Fitts R H, Brimmer C J, Heywood-Cooksey A, Timmerman R J
Department of Biology, Marquette University, Milwaukee, Wisconsin 53233.
Am J Physiol. 1989 May;256(5 Pt 1):C1082-91. doi: 10.1152/ajpcell.1989.256.5.C1082.
The purpose of this investigation was to determine how models of weightlessness, hindlimb suspension (HS), and hindlimb immobilization (HI) affect the metabolic enzyme profile in the slow oxidative (SO), fast oxidative glycolytic (FOG), and fast glycolytic (FG) fibers of rat hindlimb.
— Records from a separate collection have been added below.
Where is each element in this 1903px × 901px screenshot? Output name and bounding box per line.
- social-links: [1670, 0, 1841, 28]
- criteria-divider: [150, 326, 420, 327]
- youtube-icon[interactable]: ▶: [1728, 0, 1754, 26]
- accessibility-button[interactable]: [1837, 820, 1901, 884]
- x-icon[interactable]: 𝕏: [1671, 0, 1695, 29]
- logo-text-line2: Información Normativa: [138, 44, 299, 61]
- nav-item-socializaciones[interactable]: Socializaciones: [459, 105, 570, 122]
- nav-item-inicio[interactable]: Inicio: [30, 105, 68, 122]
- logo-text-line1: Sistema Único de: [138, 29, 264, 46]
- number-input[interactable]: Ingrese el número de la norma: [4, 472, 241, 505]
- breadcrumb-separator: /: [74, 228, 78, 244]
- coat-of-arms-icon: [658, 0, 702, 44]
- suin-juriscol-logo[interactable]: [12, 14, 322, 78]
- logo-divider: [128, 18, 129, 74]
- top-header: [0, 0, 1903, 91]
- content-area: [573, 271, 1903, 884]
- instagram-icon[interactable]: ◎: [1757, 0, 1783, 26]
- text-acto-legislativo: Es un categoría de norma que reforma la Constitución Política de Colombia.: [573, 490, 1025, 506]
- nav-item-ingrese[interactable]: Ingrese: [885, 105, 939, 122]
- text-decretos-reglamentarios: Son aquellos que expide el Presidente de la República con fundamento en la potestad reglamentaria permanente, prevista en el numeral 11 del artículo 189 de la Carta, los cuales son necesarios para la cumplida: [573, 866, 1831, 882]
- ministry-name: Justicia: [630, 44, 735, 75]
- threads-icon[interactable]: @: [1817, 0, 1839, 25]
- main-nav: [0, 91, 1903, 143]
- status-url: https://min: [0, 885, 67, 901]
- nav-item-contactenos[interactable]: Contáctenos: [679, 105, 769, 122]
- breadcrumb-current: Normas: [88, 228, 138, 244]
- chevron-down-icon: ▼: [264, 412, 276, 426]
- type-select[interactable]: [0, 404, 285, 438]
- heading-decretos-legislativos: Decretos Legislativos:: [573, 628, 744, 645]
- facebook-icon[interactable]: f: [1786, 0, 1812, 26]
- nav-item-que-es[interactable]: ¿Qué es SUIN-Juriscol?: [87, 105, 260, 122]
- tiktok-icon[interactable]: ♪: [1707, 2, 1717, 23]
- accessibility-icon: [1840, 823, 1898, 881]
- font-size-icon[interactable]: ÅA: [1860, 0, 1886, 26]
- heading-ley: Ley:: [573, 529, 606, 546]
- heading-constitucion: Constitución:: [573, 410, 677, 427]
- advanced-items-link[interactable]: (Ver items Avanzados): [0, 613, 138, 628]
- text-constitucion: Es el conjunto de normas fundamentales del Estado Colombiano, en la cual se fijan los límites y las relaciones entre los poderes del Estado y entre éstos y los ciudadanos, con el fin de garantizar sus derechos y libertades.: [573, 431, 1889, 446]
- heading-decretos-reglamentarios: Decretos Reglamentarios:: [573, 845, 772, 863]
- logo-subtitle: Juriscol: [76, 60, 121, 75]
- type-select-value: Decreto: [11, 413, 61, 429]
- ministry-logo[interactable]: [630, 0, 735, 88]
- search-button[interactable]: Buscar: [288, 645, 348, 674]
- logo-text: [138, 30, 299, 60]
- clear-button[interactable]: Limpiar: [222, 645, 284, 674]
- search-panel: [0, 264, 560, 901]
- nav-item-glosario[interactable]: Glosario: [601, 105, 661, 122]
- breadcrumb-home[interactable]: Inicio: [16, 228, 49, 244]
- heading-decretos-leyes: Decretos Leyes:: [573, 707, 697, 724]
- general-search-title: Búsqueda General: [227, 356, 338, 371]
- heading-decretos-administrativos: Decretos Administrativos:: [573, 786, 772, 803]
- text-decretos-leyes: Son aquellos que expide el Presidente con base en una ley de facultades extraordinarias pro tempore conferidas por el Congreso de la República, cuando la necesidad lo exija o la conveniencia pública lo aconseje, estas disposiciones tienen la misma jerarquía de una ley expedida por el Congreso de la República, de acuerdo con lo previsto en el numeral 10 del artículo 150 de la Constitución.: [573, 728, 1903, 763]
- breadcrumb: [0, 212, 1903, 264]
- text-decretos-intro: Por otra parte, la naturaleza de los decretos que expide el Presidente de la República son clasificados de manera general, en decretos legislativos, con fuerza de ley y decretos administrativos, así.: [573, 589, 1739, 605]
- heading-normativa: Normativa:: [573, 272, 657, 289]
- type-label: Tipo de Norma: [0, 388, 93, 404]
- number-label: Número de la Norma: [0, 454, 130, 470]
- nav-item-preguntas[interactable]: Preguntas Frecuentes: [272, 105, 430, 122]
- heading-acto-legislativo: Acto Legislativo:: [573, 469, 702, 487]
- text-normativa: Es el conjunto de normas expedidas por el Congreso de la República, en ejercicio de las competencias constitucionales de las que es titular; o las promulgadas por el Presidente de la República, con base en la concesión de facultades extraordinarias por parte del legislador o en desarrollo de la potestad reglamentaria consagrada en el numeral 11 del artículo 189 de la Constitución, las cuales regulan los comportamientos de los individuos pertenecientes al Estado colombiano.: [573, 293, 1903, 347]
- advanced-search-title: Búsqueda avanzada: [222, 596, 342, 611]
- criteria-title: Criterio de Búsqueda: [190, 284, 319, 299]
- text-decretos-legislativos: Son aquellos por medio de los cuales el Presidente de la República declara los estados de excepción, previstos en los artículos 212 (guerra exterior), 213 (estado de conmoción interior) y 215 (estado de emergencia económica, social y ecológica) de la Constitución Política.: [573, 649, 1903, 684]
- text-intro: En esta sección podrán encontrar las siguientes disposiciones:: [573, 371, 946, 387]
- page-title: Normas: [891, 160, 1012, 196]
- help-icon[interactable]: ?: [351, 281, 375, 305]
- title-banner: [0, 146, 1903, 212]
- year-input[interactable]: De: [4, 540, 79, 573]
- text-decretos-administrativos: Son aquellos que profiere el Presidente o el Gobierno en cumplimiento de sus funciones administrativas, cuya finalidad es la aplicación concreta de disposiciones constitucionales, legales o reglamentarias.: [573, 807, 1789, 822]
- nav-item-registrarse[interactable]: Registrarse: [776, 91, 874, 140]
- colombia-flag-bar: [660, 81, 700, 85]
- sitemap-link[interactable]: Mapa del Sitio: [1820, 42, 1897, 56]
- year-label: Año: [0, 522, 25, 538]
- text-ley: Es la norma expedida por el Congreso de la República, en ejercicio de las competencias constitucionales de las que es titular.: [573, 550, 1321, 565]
After 1, 2, or 4 wk of HS or HI, single fibers were isolated from freeze-dried soleus and gastrocnemius muscles; a small section of each fiber was run on sodium dodecyl sulfate-polyacrylamide gel electrophoresis gels to identify fiber type, and the remaining piece was assayed for either lactate dehydrogenase (LDH) and citrate synthase (CS) or phosphofructokinase (PFK) and beta-hydroxyacyl-CoA dehydrogenase (beta-OH-acyl-CoA). Two weeks of HS induced an almost twofold increase in the activity of CS (2.13 +/- 0.13 vs. 3.60 +/- 0.26 mol.kg dry wt-1.h-1) in the SO fiber of the soleus, and the activity stayed high at 4 wk. Although the FOG fiber had significantly higher CS activity (3.85 +/- 0.29) than either the SO or FG (1.59 +/- 0.16 mol.kg dry wt-1.h-1) fiber, neither fast fiber type was altered by HS. The glycolytic enzymes LDH and PFK were both elevated in the SO fiber after HS. The increase in LDH occurred by 1 wk (14.80 +/- 1.51 vs. 8.83 +/- 0.78), whereas the activity of PFK was not significantly changed until 4 wk (1.16 +/- 0.13 vs. 0.68 +/- 0.05 mol.kg dry wt-1.h-1). The control FG fiber had the highest LDH (44.30 +/- 2.29) and PFK (2.40 +/- 0.16) activities, followed by the FOG fiber (LDH, 34.10 +/- 2.83; PFK, 1.62 +/- 0.17 mol.kg dry wt-1.h-1); however, the activities of these glycolytic enzymes in the fast fiber types were unaltered by HS. The activity of beta-OH-acyl-CoA was not affected by HS in either the slow or fast fiber types. HI showed qualitatively similar changes to those observed with HS; however, the enzyme shifts developed with a slower time course. In conclusion, both HS and HI shifted the SO fiber enzyme pattern toward that of the control FOG fiber; however, a complete conversion from the SO to FOG fiber did not occur within the 4-wk treatment period.
本研究的目的是确定失重、后肢悬吊(HS)和后肢固定(HI)模型如何影响大鼠后肢慢氧化(SO)、快氧化糖酵解(FOG)和快糖酵解(FG)纤维中的代谢酶谱。在HS或HI处理1、2或4周后,从冻干的比目鱼肌和腓肠肌中分离出单根纤维;将每根纤维的一小部分进行十二烷基硫酸钠-聚丙烯酰胺凝胶电泳,以确定纤维类型,其余部分用于检测乳酸脱氢酶(LDH)和柠檬酸合酶(CS)或磷酸果糖激酶(PFK)和β-羟基酰基辅酶A脱氢酶(β-OH-酰基辅酶A)。两周的HS诱导比目鱼肌SO纤维中CS活性几乎增加了两倍(2.13±0.13对3.60±0.26 mol·kg干重-1·h-1),且在4周时活性仍保持较高水平。尽管FOG纤维的CS活性(3.85±0.29)显著高于SO或FG纤维(1.59±0.16 mol·kg干重-1·h-1),但两种快纤维类型均未因HS而改变。HS后,SO纤维中的糖酵解酶LDH和PFK均升高。LDH的增加在1周时出现(14.80±1.51对8.83±0.78),而PFK的活性直到4周时才显著变化(1.16±0.13对0.68±0.05 mol·kg干重-1·h-1)。对照FG纤维的LDH(44.30±2.29)和PFK(2.40±0.16)活性最高,其次是FOG纤维(LDH,34.10±2.83;PFK,1.62±0.17 mol·kg干重-1·h-1);然而,这些糖酵解酶在快纤维类型中的活性未因HS而改变。β-OH-酰基辅酶A的活性在慢纤维和快纤维类型中均未受HS影响。HI显示出与HS观察到的定性相似的变化;然而,酶的变化发展时间进程较慢。总之,HS和HI均使SO纤维的酶模式向对照FOG纤维的模式转变;然而,在4周的治疗期内,并未发生从SO纤维到FOG纤维的完全转变。